When I arrived late one September night at Manas International Airport in Bishkek, the capital of Kyrgyzstan, the first sight to greet me was a row of hulking American KC-135s, C-17s and C-130s on the tarmac. Even through the fog of jetlag, it was a reminder to me — and everyone else flying in and out of Bishkek — that the United States is a truly global empire.

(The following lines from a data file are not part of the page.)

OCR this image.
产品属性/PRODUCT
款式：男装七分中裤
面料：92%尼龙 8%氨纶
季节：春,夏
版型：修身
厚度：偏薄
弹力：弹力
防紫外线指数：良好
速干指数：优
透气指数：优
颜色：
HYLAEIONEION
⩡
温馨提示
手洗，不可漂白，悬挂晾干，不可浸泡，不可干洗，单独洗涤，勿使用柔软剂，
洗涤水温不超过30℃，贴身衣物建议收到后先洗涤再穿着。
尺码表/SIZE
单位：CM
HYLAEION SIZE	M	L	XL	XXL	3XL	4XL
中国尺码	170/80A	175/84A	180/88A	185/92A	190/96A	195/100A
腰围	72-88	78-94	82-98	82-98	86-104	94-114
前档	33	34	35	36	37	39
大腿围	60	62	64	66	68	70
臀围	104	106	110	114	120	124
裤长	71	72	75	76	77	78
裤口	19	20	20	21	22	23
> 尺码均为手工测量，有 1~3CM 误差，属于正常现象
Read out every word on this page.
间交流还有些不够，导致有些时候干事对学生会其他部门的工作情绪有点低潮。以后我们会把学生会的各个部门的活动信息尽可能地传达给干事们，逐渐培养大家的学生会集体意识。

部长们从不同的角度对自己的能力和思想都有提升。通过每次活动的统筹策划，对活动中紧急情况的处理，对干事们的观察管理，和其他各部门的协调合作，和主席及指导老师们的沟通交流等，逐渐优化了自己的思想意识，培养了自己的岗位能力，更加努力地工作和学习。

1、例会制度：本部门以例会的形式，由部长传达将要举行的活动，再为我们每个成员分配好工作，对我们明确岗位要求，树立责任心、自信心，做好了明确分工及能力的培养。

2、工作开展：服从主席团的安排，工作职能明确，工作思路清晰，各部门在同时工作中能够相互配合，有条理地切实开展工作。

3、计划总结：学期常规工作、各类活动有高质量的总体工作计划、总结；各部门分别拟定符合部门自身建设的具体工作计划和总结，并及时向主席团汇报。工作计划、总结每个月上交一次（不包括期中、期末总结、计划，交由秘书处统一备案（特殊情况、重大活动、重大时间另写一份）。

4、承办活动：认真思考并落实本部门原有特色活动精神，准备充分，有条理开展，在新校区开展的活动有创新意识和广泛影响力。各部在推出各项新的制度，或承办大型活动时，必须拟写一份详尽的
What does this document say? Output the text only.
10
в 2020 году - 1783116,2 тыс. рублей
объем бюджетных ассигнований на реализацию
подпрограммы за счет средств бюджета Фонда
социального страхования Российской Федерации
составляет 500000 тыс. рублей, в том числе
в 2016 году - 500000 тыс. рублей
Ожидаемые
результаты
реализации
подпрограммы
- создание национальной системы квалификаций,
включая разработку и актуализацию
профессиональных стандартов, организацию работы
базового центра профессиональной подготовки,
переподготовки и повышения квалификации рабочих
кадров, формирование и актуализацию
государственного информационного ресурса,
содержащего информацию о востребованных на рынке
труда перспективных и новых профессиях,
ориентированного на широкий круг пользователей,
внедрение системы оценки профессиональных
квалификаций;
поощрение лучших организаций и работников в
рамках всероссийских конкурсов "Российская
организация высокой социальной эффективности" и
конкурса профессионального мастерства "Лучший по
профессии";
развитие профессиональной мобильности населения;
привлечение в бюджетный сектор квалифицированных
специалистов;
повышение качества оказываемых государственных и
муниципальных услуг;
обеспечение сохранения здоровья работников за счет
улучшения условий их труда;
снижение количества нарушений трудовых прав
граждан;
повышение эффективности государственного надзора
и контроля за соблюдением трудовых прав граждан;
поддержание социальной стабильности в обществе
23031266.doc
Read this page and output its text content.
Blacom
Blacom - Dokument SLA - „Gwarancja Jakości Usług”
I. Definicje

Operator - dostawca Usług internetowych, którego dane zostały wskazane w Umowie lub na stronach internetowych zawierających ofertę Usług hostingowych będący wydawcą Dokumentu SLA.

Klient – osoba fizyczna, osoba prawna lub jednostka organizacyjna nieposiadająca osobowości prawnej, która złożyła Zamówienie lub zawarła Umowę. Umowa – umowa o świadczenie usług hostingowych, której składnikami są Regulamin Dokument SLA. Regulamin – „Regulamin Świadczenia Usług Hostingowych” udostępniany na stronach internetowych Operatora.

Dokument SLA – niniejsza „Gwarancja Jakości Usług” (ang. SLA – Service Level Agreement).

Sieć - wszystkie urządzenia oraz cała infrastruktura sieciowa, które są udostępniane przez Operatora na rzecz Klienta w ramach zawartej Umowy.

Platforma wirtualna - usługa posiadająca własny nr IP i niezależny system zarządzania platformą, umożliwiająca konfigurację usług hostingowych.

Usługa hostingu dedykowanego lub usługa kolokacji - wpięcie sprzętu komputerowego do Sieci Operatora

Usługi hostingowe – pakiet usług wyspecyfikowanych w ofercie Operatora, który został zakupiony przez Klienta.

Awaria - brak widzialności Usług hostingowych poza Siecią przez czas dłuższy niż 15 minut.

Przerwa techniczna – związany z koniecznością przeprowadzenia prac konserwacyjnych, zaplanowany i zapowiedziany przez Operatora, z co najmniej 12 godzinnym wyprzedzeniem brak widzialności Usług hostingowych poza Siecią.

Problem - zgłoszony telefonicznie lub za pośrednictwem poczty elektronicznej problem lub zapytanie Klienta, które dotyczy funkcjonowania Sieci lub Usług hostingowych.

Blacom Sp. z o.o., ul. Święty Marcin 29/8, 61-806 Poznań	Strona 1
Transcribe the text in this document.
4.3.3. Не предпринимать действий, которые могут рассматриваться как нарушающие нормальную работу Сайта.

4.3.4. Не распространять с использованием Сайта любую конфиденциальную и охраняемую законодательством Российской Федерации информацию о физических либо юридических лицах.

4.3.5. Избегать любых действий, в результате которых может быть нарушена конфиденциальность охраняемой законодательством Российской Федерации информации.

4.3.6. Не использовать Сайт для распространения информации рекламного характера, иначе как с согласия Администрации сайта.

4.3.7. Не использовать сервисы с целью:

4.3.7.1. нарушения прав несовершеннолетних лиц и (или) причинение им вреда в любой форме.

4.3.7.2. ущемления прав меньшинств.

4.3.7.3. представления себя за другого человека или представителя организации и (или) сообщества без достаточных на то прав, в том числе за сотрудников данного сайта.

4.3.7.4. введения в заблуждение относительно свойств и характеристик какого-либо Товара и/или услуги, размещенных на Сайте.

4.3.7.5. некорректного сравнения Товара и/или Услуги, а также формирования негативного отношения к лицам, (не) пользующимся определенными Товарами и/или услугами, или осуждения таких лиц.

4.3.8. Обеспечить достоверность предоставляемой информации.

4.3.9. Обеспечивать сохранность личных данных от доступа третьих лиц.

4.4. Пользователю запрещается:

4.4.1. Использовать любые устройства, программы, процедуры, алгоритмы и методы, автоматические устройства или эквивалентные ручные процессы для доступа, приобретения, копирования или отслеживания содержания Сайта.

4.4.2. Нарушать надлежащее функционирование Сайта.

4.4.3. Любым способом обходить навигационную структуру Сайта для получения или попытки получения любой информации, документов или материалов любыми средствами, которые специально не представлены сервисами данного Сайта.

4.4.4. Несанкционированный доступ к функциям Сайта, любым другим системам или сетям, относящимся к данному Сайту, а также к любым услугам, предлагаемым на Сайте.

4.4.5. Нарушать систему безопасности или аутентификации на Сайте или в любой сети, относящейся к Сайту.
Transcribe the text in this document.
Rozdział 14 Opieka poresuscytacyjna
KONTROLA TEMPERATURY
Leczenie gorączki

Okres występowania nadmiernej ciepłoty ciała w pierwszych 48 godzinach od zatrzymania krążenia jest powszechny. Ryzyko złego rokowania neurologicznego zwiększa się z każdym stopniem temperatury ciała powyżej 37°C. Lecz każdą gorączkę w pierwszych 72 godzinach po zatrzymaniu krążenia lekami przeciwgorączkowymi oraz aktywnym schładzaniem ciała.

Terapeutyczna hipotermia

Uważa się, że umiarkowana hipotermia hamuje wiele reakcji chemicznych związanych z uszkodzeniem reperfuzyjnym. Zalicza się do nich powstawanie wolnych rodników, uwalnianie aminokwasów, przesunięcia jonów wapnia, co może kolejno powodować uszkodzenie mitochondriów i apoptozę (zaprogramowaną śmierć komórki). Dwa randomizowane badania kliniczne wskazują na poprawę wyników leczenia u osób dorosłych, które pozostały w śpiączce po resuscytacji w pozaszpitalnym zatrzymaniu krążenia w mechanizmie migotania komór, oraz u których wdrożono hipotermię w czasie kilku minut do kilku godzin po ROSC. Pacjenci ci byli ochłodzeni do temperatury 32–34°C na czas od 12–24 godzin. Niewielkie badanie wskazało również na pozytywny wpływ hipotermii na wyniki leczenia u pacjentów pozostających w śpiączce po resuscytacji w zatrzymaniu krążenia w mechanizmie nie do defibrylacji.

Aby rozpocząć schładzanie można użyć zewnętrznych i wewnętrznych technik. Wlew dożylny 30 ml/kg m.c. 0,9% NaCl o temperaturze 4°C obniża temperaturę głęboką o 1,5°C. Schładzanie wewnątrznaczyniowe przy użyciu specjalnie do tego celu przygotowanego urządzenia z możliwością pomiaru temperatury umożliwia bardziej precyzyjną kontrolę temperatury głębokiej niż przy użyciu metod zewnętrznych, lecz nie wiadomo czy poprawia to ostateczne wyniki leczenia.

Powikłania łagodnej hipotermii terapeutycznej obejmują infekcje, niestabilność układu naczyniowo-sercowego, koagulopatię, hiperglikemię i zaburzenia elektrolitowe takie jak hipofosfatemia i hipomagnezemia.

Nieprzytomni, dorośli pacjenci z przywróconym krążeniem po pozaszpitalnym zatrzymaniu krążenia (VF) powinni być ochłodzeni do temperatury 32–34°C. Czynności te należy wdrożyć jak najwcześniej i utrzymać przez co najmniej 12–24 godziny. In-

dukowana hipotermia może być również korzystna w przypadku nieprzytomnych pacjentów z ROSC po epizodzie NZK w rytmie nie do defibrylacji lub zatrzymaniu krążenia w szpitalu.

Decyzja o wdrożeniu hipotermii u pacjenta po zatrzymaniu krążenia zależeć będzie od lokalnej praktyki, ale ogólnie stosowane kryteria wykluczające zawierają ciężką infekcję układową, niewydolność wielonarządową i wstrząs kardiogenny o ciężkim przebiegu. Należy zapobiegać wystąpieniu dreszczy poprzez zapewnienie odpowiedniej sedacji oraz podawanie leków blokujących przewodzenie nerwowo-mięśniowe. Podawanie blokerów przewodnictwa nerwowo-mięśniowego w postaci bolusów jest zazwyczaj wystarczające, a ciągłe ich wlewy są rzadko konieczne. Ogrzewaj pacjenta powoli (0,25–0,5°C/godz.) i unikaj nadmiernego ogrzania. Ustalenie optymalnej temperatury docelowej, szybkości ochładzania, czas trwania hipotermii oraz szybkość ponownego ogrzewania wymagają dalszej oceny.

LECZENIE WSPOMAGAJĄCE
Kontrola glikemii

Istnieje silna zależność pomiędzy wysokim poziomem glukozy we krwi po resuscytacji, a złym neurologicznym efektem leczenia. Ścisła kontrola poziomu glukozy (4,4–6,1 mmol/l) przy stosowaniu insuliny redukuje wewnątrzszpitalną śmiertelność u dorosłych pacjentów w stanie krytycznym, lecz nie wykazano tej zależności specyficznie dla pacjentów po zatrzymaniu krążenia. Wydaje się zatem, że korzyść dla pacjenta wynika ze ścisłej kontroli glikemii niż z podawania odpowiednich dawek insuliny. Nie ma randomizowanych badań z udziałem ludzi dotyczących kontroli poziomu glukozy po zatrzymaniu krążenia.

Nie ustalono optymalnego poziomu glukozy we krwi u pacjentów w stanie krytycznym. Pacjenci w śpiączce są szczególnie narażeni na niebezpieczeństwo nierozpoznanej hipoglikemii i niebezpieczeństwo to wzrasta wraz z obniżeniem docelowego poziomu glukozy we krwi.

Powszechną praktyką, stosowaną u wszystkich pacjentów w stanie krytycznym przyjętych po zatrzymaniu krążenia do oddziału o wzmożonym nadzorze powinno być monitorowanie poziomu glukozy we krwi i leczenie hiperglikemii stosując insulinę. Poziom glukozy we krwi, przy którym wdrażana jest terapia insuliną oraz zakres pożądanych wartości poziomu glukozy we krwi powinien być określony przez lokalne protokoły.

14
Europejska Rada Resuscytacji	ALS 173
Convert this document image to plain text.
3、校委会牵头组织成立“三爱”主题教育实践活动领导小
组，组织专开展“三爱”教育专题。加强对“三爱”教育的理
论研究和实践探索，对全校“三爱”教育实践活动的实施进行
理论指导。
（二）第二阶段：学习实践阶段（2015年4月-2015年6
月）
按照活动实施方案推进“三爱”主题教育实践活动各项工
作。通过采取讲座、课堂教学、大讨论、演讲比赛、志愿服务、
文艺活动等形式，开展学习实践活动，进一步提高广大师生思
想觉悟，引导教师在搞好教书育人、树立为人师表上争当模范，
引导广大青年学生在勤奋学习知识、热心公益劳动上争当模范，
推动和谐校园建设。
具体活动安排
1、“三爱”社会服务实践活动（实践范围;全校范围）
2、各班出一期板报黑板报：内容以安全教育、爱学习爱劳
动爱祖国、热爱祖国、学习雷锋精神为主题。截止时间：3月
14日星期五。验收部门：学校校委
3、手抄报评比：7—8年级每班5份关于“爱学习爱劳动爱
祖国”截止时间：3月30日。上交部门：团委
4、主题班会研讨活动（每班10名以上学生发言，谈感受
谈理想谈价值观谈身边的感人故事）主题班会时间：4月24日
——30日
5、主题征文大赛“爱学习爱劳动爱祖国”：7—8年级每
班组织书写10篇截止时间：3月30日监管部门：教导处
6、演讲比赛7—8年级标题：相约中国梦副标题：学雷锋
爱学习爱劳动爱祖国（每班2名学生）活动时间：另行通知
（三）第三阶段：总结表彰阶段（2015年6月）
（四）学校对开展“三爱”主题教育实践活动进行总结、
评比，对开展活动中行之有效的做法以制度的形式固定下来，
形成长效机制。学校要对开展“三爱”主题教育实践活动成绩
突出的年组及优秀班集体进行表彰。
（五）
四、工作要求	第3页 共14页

But the fate of empires is tied to more than military might, and the 21st-century version of the Great Game relies on capturing the popular imagination. In the first three years after Washington began deploying forces in Kyrgyzstan in December 2001, however, the number of Kyrgyz “favorably inclined” toward the United States fell from 65 percent to 47 percent. Sitting on the runway on my first night in Central Asia, I wondered what effect the presence of the US air base was having on popular opinion, and whether it might explain the Kyrgyz’s increasingly negative attitudes toward the United States.

These musings, I soon found out, were premature. Instead of there being too much of the United States in Central Asia, there may just be too little. Over the following weeks, I saw scarcely another speck of America in the region. While the Pentagon is well represented, American values and ideas aren’t.

America’s limited public role in Central Asia goes beyond the media and entertainment industries. In high-profile international investments, the United States lags behind Iran, China and Russia, whose combined annual gross domestic product is about three-quarters that of the United States.

One afternoon I sat in a cafe in Khujand discussing the Great Game with a Tajik friend. I asked him to envisage how the superpower competition in Central Asia would shape up over the next decade. How could a country win the Great Game? “Show us the money,” he said with a grin.

Central Asia could yet buck the trend of anti-Americanism that has swept the wider Muslim world. The loyalties and allegiances of most people there are still for sale. But the United States’s ability to win over hearts and minds is in jeopardy. Ten years from now, my friend thought, “everyone else might be here, but the Americans won’t still be interested. They just don’t have the patience.” Yet patience could well be the name of the Game.